Richard Gunderman, MD, PhD from Indiana University, a respected radiologist, professor and author gave a lecture Tuesday Nov 27 at RSNA called “The Story Behind the Image.”  The concept behind his presentation was that we are missing a degree of engagement in radiology imaging that is preventing us as a collective from achieving excellence.  He believes this hinges on our ability to see beyond the images that we display and read; that we must dive into the stories that patients bring to truly understand the importance of what we do and to have the insight to innovate.

This is an interesting concept, given that most radiologists engage very little with patients personally.  How would a radiologist go about discovering the stories of their patients, and where does that actually fit into and impact the quality of patient care?  We have already made great strides as technology providers, for now we can give a full patient medical record within the regular imaging diagnosis workflow.  Dr.

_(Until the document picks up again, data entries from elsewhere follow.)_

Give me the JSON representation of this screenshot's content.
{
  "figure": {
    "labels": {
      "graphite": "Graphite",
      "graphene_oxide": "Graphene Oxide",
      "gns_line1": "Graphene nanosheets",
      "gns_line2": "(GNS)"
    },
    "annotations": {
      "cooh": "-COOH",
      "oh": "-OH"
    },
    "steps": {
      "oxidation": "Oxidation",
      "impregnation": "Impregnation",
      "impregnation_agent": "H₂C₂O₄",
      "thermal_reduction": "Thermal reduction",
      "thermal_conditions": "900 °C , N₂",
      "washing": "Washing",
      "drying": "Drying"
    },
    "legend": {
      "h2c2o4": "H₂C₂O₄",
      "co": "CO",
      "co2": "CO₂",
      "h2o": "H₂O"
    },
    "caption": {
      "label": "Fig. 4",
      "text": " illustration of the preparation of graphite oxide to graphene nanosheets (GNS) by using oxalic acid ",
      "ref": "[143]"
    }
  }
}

Gunderman’s opinion is that while this allows radiologists to be precise, it does not necessarily allow them to be accurate.  He feels that by delving into the stories of their patients, radiologists are able to redefine what they do and fundamentally who they are as physicians, and that this discovery will make them better doctors.  I am intrigued about how this concept could impact technology providers.

What if we spent more time understanding radiology imaging from the perspective of the patients; not how their order is processed or how they are checked in but who they are and what they’re about?  Would this provide us with the ability to discover approaches to health care informatics that could revolutionize the industry and excite patients and providers alike?  I’m not sure that it’s possible or even realistic, but I am intrigued.